Do we address the internal toxicity that leads to the external? It seems not. For there are questions of country, questions of jobs, questions of money, questions of practicality, questions of ‘the survival of the country’ that arise to dissuade us when such a truth and reconciliation movement is desired by people. Arguments of ‘survival’ that were made by all of the men and women who compromised Germany at the time of the Nazis, who were themselves seen by most as the only viable vehicle for national salvation.

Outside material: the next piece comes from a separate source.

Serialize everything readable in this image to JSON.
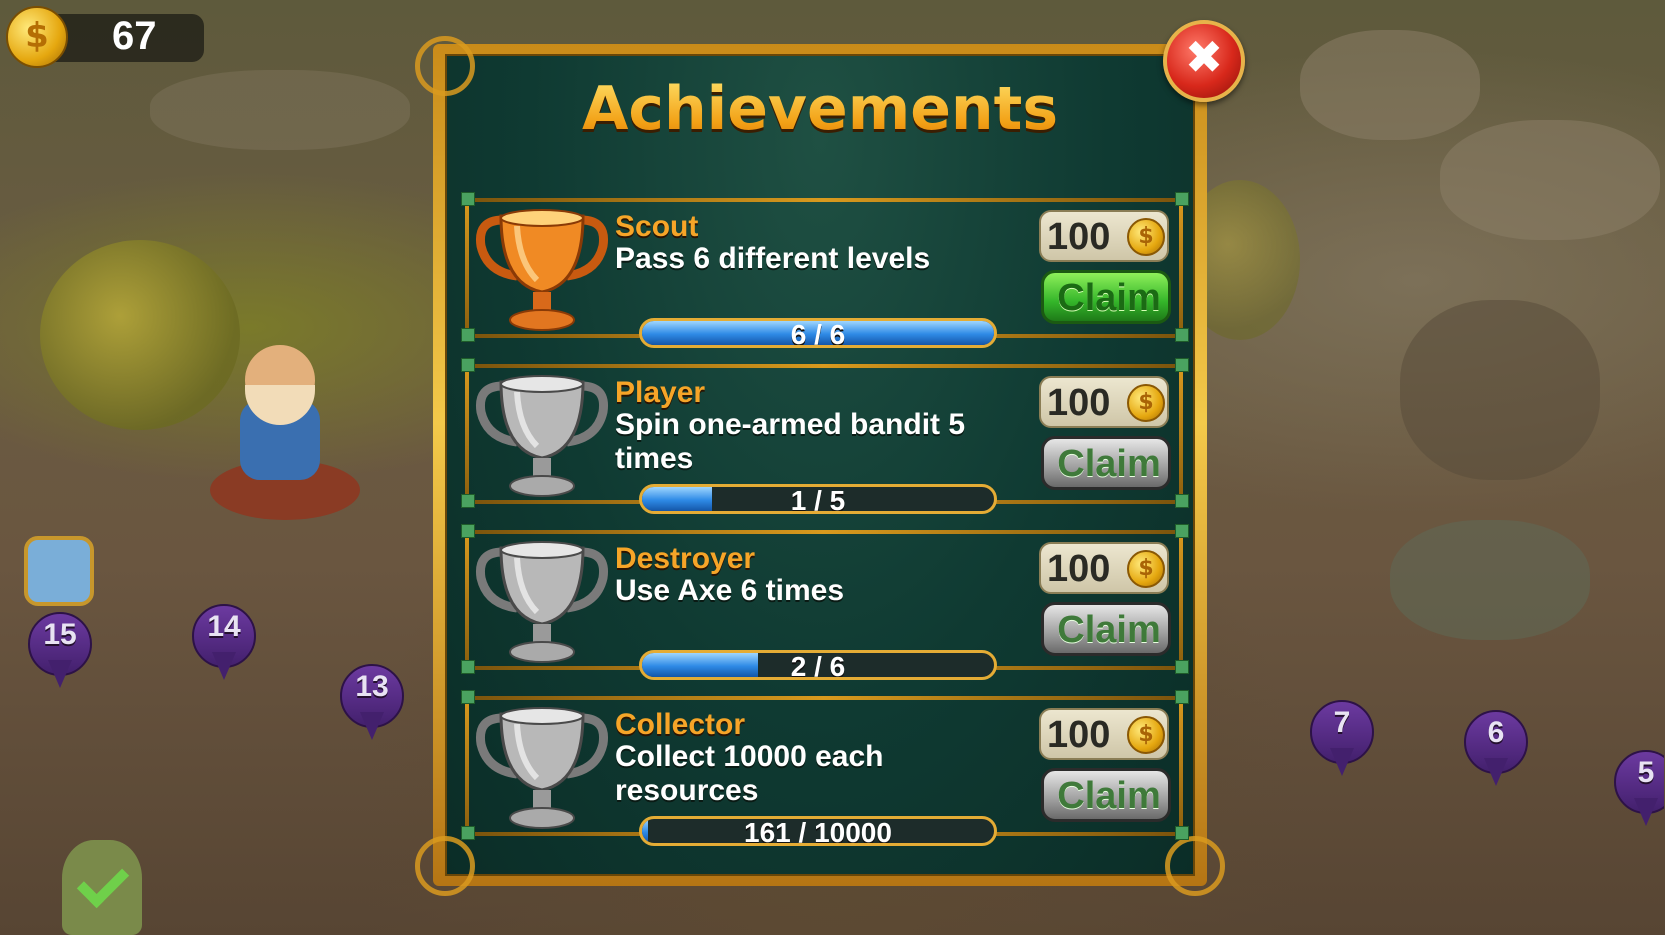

Where is our truth and reconciliation committee? Where is our Judgment at Nuremberg? While we are constantly told ‘not to forget’ the atrocities of World War II and 9-11, what of other atrocities that occurred yesterday? What of dozens of innocents killed by un-manned drones in Afghanistan? What of the hundreds of thousands of Iraqi civilians killed for no reason in the last 10 years? What of Rachel Corrie being bulldozed in Palestine? What of the monks being tortured in Chinese-occupied Tibet? We justifiably hold the emblem and horrible reality of the Jewish Holocaust as that which we will ‘not forget.’ And yet every day we are encouraged to forget other atrocities because they do not serve our interests. But what of the human interest? What of the interest of justice?
But we are in a new era. This new era has no Spencer Tracy, apparently – who himself, in reality, was just an actor, a myth of our own purity. Myth or not, we have no wise old men, for they are corrupted, or corruptible. We have no Sam Ervin, who led the Watergate Committee. What the powers that be do not understand is that we are destroying ourselves by not allowing ourselves that transparent self-criticism that we need with Iraq, with 9-11, with the financial system, and with other issues. It is impossible for a rational human being to exist in this situation, knowing what they know, and not to demand justice on some fundamental level. Without it we wither and we end up with the type of justice we provided Helen Thomas, who, like Spencer Tracy’s wisdom, is apparently an anachronism, and easily discarded as we move on to the next news cycle. A news cycle that seems strangely to conspire against our awareness, even as its false sense of urgency touts its importance to us all. What is lost is wisdom, the type of wisdom seen in Spencer Tracy’s Dan Haywood.
And yes, Spencer Tracy. What is it about the man? He was, after all, just an actor. He was, apparently, a flawed man. But there was a greatness about him, and certainly a greatness in his acting, an honesty, a transparency into the inside of the man, the weariness of the man, the burdens of the man. It would do us all good to look at Judgment at Nuremberg again and again, to look into the craggy face of Spencer Tracy and recognize that if we can imagine such a man, such a wise man, that we as human beings, by the very force of that imagination, may be able to find ourselves out of the round of delusion and myth we seem so content to live with. To imagine, indeed to find, some measure of justice and enlightenment, in these days where such things seem so passé, so impossible, and yet, so needed.
We elected a Black Man hoping he would replace our lost Spencer Tracy. Certainly he is up to the task. However, it also seems to me that he, our President, is not listening to what people crave. He is not seeing what we need as a nation. We need truth. We do not need to kick more ass regarding an issue which is tangential to the real issue: that we are lying to ourselves, and getting rather used to it.